David Bowdich began his career as a police officer in Albuquerque, and was described by the department's Deputy Police Chief Robert Huntsman as "very ambitious, very smart, and very physically fit," the Albuquerque Journal reported.
According to the Los Angeles Times, which interviewed him in 2015, Bowdich's idea of a G-man is epitomized by the characters in the 1960s television series "The Untouchables."
"Eliot Ness' character was unyielding, tenacious, principled," he said. "That describes what a law enforcement professional should be."

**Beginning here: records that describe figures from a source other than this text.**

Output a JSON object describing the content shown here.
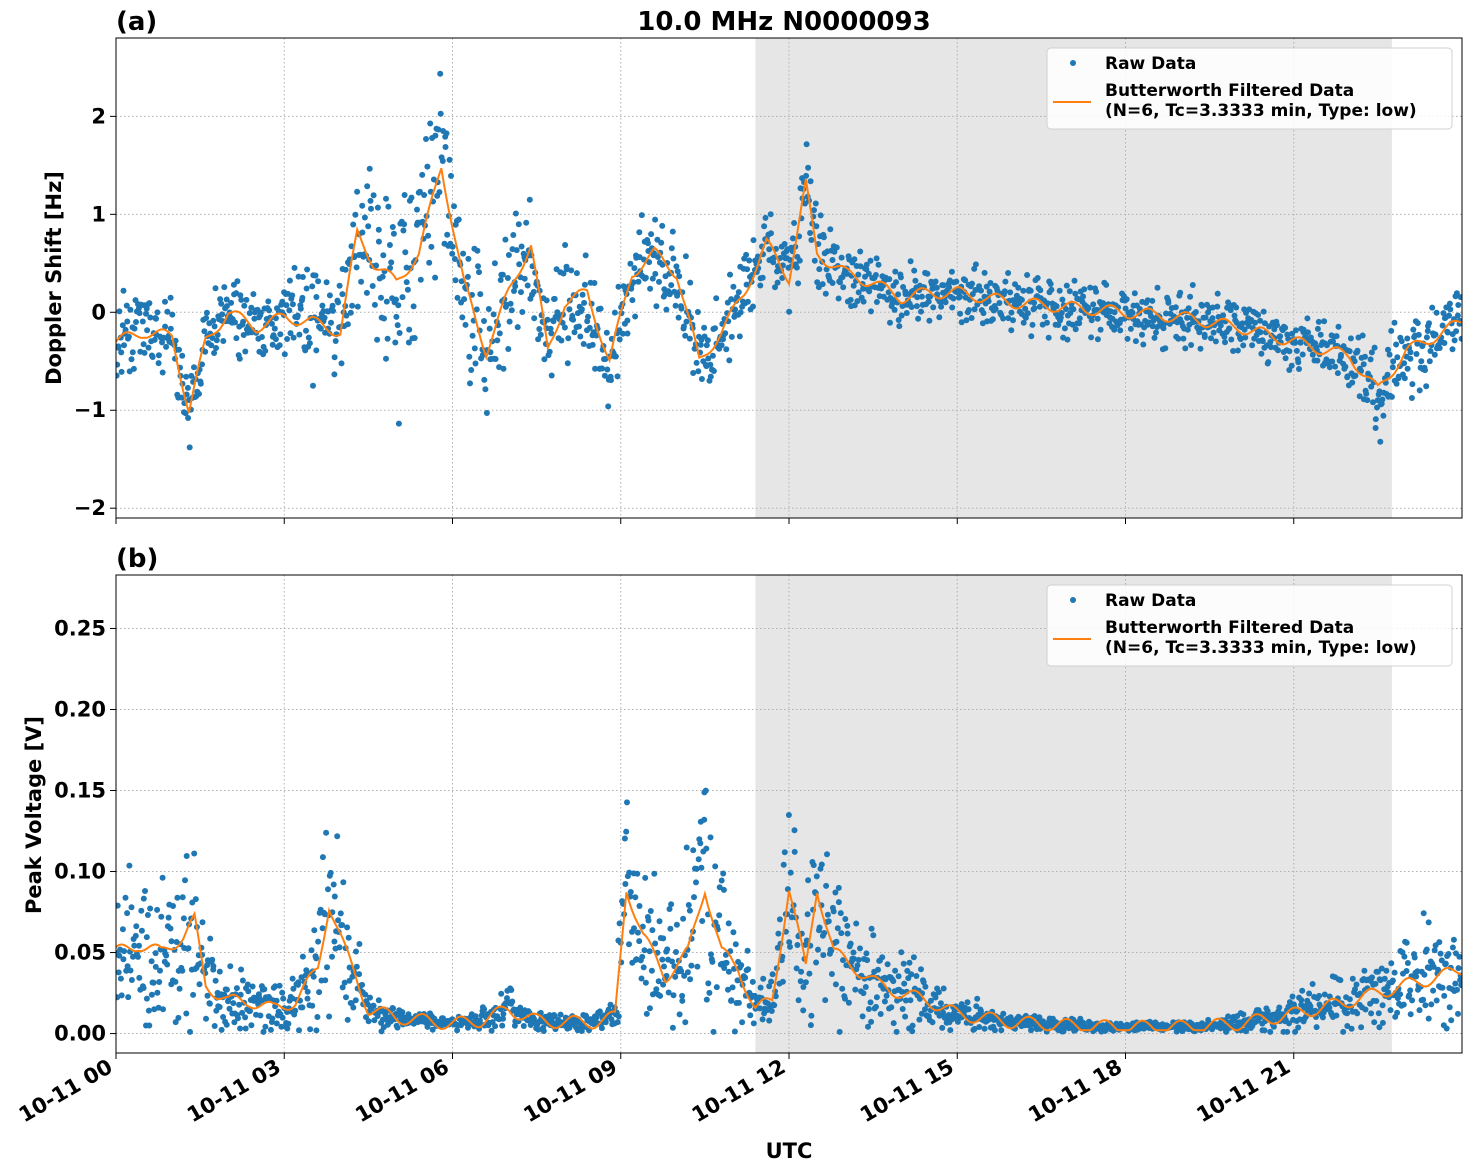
{
  "figure": {
    "title": "10.0 MHz N0000093",
    "xlabel": "UTC",
    "x_tick_labels": [
      "10-11 00",
      "10-11 03",
      "10-11 06",
      "10-11 09",
      "10-11 12",
      "10-11 15",
      "10-11 18",
      "10-11 21"
    ],
    "legend": {
      "raw": "Raw Data",
      "filtered_line1": "Butterworth Filtered Data",
      "filtered_line2": "(N=6, Tc=3.3333 min, Type: low)"
    }
  },
  "colors": {
    "raw": "#1f77b4",
    "filtered": "#ff7f0e",
    "shade": "#e6e6e6",
    "grid": "#b0b0b0"
  },
  "chart_data": [
    {
      "type": "scatter",
      "panel_label": "(a)",
      "ylabel": "Doppler Shift [Hz]",
      "y_tick_labels": [
        "−2",
        "−1",
        "0",
        "1",
        "2"
      ],
      "y_ticks": [
        -2,
        -1,
        0,
        1,
        2
      ],
      "xlim_hours": [
        0,
        24
      ],
      "ylim": [
        -2.1,
        2.8
      ],
      "grid": true,
      "legend_position": "upper right",
      "shaded_region_hours": [
        11.4,
        22.75
      ],
      "series": [
        {
          "name": "Raw Data",
          "style": "points",
          "x_hours": [
            0,
            0.5,
            1,
            1.3,
            1.6,
            2,
            2.5,
            3,
            3.5,
            4,
            4.3,
            4.6,
            5,
            5.4,
            5.8,
            6.2,
            6.6,
            7,
            7.4,
            7.7,
            8,
            8.4,
            8.8,
            9.2,
            9.6,
            10,
            10.4,
            10.8,
            11.2,
            11.6,
            12,
            12.3,
            12.5,
            13,
            13.5,
            14,
            14.5,
            15,
            16,
            17,
            18,
            19,
            20,
            21,
            22,
            22.5,
            23,
            23.5,
            24
          ],
          "y": [
            -0.3,
            -0.2,
            -0.25,
            -1,
            -0.3,
            0,
            -0.15,
            -0.05,
            -0.1,
            -0.2,
            0.8,
            0.5,
            0.3,
            0.6,
            1.5,
            0.3,
            -0.4,
            0.2,
            0.7,
            -0.4,
            0.1,
            0.2,
            -0.5,
            0.4,
            0.6,
            0.4,
            -0.5,
            -0.2,
            0.2,
            0.7,
            0.35,
            1.3,
            0.6,
            0.4,
            0.3,
            0.15,
            0.2,
            0.2,
            0.1,
            0.05,
            0,
            -0.05,
            -0.15,
            -0.3,
            -0.45,
            -0.8,
            -0.4,
            -0.25,
            -0.1
          ],
          "spread": [
            0.35,
            0.3,
            0.3,
            0.3,
            0.3,
            0.3,
            0.3,
            0.3,
            0.4,
            0.4,
            0.7,
            0.8,
            0.8,
            0.7,
            0.6,
            0.6,
            0.5,
            0.5,
            0.5,
            0.4,
            0.5,
            0.5,
            0.4,
            0.3,
            0.3,
            0.35,
            0.3,
            0.3,
            0.3,
            0.3,
            0.3,
            0.4,
            0.35,
            0.25,
            0.2,
            0.2,
            0.2,
            0.2,
            0.2,
            0.2,
            0.2,
            0.2,
            0.2,
            0.2,
            0.25,
            0.35,
            0.3,
            0.3,
            0.3
          ]
        },
        {
          "name": "Butterworth Filtered Data",
          "style": "line",
          "x_hours": [
            0,
            0.5,
            1,
            1.3,
            1.6,
            2,
            2.5,
            3,
            3.5,
            4,
            4.3,
            4.6,
            5,
            5.4,
            5.8,
            6.2,
            6.6,
            7,
            7.4,
            7.7,
            8,
            8.4,
            8.8,
            9.2,
            9.6,
            10,
            10.4,
            10.8,
            11.2,
            11.6,
            12,
            12.3,
            12.5,
            13,
            13.5,
            14,
            14.5,
            15,
            16,
            17,
            18,
            19,
            20,
            21,
            22,
            22.5,
            23,
            23.5,
            24
          ],
          "y": [
            -0.3,
            -0.2,
            -0.25,
            -1,
            -0.3,
            0,
            -0.15,
            -0.05,
            -0.1,
            -0.2,
            0.8,
            0.5,
            0.3,
            0.6,
            1.5,
            0.3,
            -0.4,
            0.2,
            0.7,
            -0.4,
            0.1,
            0.2,
            -0.5,
            0.4,
            0.6,
            0.4,
            -0.5,
            -0.2,
            0.2,
            0.7,
            0.35,
            1.3,
            0.6,
            0.4,
            0.3,
            0.15,
            0.2,
            0.2,
            0.1,
            0.05,
            0,
            -0.05,
            -0.15,
            -0.3,
            -0.45,
            -0.8,
            -0.4,
            -0.25,
            -0.1
          ]
        }
      ]
    },
    {
      "type": "scatter",
      "panel_label": "(b)",
      "ylabel": "Peak Voltage [V]",
      "y_tick_labels": [
        "0.00",
        "0.05",
        "0.10",
        "0.15",
        "0.20",
        "0.25"
      ],
      "y_ticks": [
        0,
        0.05,
        0.1,
        0.15,
        0.2,
        0.25
      ],
      "xlim_hours": [
        0,
        24
      ],
      "ylim": [
        -0.012,
        0.283
      ],
      "grid": true,
      "legend_position": "upper right",
      "shaded_region_hours": [
        11.4,
        22.75
      ],
      "series": [
        {
          "name": "Raw Data",
          "style": "points",
          "x_hours": [
            0,
            0.4,
            0.8,
            1.2,
            1.4,
            1.6,
            2,
            2.4,
            2.8,
            3.2,
            3.6,
            3.8,
            4.1,
            4.5,
            5,
            5.5,
            6,
            6.5,
            7,
            7.5,
            8,
            8.5,
            8.9,
            9.1,
            9.4,
            9.8,
            10.2,
            10.5,
            10.8,
            11.1,
            11.4,
            11.7,
            12,
            12.3,
            12.5,
            12.8,
            13.2,
            13.6,
            14,
            14.5,
            15,
            16,
            17,
            18,
            19,
            20,
            21,
            22,
            23,
            23.6,
            24
          ],
          "y": [
            0.05,
            0.055,
            0.05,
            0.06,
            0.07,
            0.03,
            0.02,
            0.02,
            0.015,
            0.02,
            0.04,
            0.08,
            0.05,
            0.015,
            0.01,
            0.008,
            0.006,
            0.008,
            0.015,
            0.008,
            0.007,
            0.007,
            0.01,
            0.09,
            0.06,
            0.035,
            0.05,
            0.09,
            0.05,
            0.04,
            0.015,
            0.02,
            0.09,
            0.04,
            0.09,
            0.05,
            0.04,
            0.03,
            0.025,
            0.02,
            0.012,
            0.007,
            0.005,
            0.004,
            0.004,
            0.006,
            0.012,
            0.02,
            0.03,
            0.035,
            0.04
          ],
          "spread": [
            0.035,
            0.035,
            0.035,
            0.04,
            0.045,
            0.02,
            0.015,
            0.015,
            0.01,
            0.015,
            0.03,
            0.05,
            0.03,
            0.008,
            0.005,
            0.004,
            0.003,
            0.005,
            0.01,
            0.005,
            0.004,
            0.004,
            0.006,
            0.06,
            0.04,
            0.03,
            0.04,
            0.06,
            0.035,
            0.03,
            0.01,
            0.015,
            0.05,
            0.03,
            0.05,
            0.035,
            0.025,
            0.02,
            0.02,
            0.015,
            0.008,
            0.004,
            0.003,
            0.002,
            0.002,
            0.004,
            0.008,
            0.015,
            0.02,
            0.025,
            0.03
          ]
        },
        {
          "name": "Butterworth Filtered Data",
          "style": "line",
          "x_hours": [
            0,
            0.4,
            0.8,
            1.2,
            1.4,
            1.6,
            2,
            2.4,
            2.8,
            3.2,
            3.6,
            3.8,
            4.1,
            4.5,
            5,
            5.5,
            6,
            6.5,
            7,
            7.5,
            8,
            8.5,
            8.9,
            9.1,
            9.4,
            9.8,
            10.2,
            10.5,
            10.8,
            11.1,
            11.4,
            11.7,
            12,
            12.3,
            12.5,
            12.8,
            13.2,
            13.6,
            14,
            14.5,
            15,
            16,
            17,
            18,
            19,
            20,
            21,
            22,
            23,
            23.6,
            24
          ],
          "y": [
            0.05,
            0.055,
            0.05,
            0.06,
            0.07,
            0.03,
            0.02,
            0.02,
            0.015,
            0.02,
            0.04,
            0.08,
            0.05,
            0.015,
            0.01,
            0.008,
            0.006,
            0.008,
            0.015,
            0.008,
            0.007,
            0.007,
            0.01,
            0.09,
            0.06,
            0.035,
            0.05,
            0.09,
            0.05,
            0.04,
            0.015,
            0.02,
            0.09,
            0.04,
            0.09,
            0.05,
            0.04,
            0.03,
            0.025,
            0.02,
            0.012,
            0.007,
            0.005,
            0.004,
            0.004,
            0.006,
            0.012,
            0.02,
            0.03,
            0.035,
            0.04
          ]
        }
      ]
    }
  ]
}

Here are some of Bowdich's career highlights:
- Bowdich joined the FBI in 1995 as a special agent and served as a SWAT team member and sniper at the agency's San Diego field office, investigating violent crimes and fans.
- In 2009, he was named the assistant special agent in charge of the bureau's San Diego office, tasked with identifying the emerging kidnapping trend of Mexican cartel-related groups. There, he created the country's first FBI squad to pinpoint kidnapping threats on both sides of the U.S.-Mexico border.
- In 2014, he was named the assistant director in charge of the FBI's Los Angeles field office, overseeing seven Southern California counties with a population of nearly 19 million people, the L.A. Times reported.
- In December 2015, Bowdich and investigators had pieced together what the married couple responsible for the deadly mass slaying in San Bernardino were doing in the four hours before the shooting, the L.A. Times reported.